Na época os pesquisadores alertaram os fazendeiros que a população de morcegos polinizadores estava em declínio devido à redução na disponibilidade de alimento ocasionada pelo corte das inflorescências, mas os mesmos não foram ouvidos. No final da década de 1980 e novamente no final da década de 1990, as plantações do agave azul começaram a ser devastadas por doenças causadas por bactérias e fungos, reduzindo drasticamente a produção de tequila e resultando em grandes prejuízos econômicos. E foi somente com o prejuízo econômico que os produtores começaram a dar alguma atenção à interação ecológica que ocorre entre agave e os morcegos. O agave fornece alimento aos morcegos, enquanto que, a polinização possibilita e reprodução sexuada e manutenção da variabilidade genética nas populações, tomando-as mais resistentes a doenças. Hoje em dia existe um esforço governamental e dos produtores de tequila para a proteção desses animais, e parte da produção é destinada aos morcegos para que se alimentem e realizem a polinização, entretanto as populações ainda vêm sofrendo com a perda de habitat.

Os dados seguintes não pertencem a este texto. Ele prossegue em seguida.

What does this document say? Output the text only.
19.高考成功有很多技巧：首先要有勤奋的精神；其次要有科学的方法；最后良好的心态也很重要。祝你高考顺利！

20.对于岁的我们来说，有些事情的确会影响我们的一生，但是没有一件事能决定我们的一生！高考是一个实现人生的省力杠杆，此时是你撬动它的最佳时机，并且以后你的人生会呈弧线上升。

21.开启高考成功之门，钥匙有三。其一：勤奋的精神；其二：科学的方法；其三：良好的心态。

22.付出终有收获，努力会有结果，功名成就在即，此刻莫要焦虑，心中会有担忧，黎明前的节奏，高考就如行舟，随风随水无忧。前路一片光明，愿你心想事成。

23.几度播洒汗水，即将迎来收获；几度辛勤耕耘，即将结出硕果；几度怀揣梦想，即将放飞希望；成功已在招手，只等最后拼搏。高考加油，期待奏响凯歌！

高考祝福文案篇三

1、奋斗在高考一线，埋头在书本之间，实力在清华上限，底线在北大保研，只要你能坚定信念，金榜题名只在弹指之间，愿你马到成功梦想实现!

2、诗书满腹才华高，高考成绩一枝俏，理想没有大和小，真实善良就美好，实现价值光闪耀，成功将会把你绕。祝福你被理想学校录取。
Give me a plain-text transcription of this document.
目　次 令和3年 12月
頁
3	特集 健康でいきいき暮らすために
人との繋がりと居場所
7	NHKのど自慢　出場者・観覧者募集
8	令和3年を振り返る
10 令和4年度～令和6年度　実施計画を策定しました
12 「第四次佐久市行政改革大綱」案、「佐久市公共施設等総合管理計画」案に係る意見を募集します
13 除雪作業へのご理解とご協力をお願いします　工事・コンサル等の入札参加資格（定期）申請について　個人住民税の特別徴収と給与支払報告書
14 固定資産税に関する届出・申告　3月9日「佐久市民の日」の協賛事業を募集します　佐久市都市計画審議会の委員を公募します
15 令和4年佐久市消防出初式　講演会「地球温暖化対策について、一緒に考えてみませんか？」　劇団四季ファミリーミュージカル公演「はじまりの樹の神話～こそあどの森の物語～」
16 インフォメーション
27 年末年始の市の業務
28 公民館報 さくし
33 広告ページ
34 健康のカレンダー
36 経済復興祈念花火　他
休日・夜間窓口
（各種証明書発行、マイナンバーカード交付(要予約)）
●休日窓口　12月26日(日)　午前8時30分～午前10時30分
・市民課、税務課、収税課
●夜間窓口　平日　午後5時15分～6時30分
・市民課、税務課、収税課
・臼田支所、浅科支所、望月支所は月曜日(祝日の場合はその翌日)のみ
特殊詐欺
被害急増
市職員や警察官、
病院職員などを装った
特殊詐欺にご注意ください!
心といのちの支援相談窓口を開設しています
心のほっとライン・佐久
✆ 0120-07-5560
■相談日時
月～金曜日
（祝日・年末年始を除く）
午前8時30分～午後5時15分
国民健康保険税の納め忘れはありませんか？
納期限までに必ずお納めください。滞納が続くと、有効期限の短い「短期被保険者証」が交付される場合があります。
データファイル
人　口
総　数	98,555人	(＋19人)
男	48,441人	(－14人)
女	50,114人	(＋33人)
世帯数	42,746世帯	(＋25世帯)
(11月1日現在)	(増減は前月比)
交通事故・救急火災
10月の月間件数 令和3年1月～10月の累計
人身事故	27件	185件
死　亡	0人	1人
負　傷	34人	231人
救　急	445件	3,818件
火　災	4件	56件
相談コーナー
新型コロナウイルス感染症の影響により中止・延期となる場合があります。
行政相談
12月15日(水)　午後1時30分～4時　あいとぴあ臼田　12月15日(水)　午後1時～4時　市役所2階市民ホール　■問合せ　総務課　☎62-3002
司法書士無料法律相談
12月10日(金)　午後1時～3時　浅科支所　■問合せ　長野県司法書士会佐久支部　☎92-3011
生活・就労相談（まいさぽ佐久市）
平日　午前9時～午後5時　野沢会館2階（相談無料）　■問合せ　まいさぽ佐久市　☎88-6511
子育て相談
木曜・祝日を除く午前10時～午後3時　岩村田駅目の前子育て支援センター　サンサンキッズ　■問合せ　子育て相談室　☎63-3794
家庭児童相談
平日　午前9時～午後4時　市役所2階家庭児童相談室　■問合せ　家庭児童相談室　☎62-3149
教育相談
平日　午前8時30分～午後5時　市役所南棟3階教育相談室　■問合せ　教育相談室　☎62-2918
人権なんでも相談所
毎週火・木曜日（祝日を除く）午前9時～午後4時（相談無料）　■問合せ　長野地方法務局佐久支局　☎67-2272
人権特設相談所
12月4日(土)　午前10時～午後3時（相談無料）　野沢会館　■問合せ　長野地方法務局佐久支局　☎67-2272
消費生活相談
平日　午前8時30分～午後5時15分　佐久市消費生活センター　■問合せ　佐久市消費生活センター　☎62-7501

Além de reflorestadores, polinizadores e mantenedores da variabilidade genética, os morcegos juntamente com aves são os maiores e mais eficientes controladores de insetos do mundo, reduzindo a densidade e a biomassa de artrópodes tanto em ambientes tropicais quanto em zonas temperadas e boreais (Fig. 4). A dieta dos morcegos insetívoros pode variar desde pequenas moscas e mosquitos a grandes besouros e mariposas dependendo da espécie, e algumas espécies são reconhecidas por consumir entre 70 e 125% do seu peso corporal em insetos durante uma única noite. Para colocar isso em perspectiva, uma colônia de um milhão de morcego-brasileiro-de-cauda-livre (Tadarida brasiliensis) pesando 12 g cada poderia consumir até 8,4 toneladas de insetos em uma única noite. Nos estados unidos uma colônia de 150 indivíduos de morcego-marrom-grande (Eptesicus fuscus) consome anualmente aproximadamente 600.000 besouros do pepino, 194.000 besouros de junho, 158.000
cigarrinhas e 335.000 percevejos. Supondo que cada besouro do pepino fêmea ponha 110 ovos, esta colônia de morcegos de tamanho médio poderia prevenir a produção de 33 milhões de larvas de besouro do pepino, que são graves pragas agrícolas. Estima-se que o consumo de insetos realizado por morcegos nos Estados Unidos pode gerar em uma economia no controle de pragas entre 3,7 e 53 bilhões de dólares por ano.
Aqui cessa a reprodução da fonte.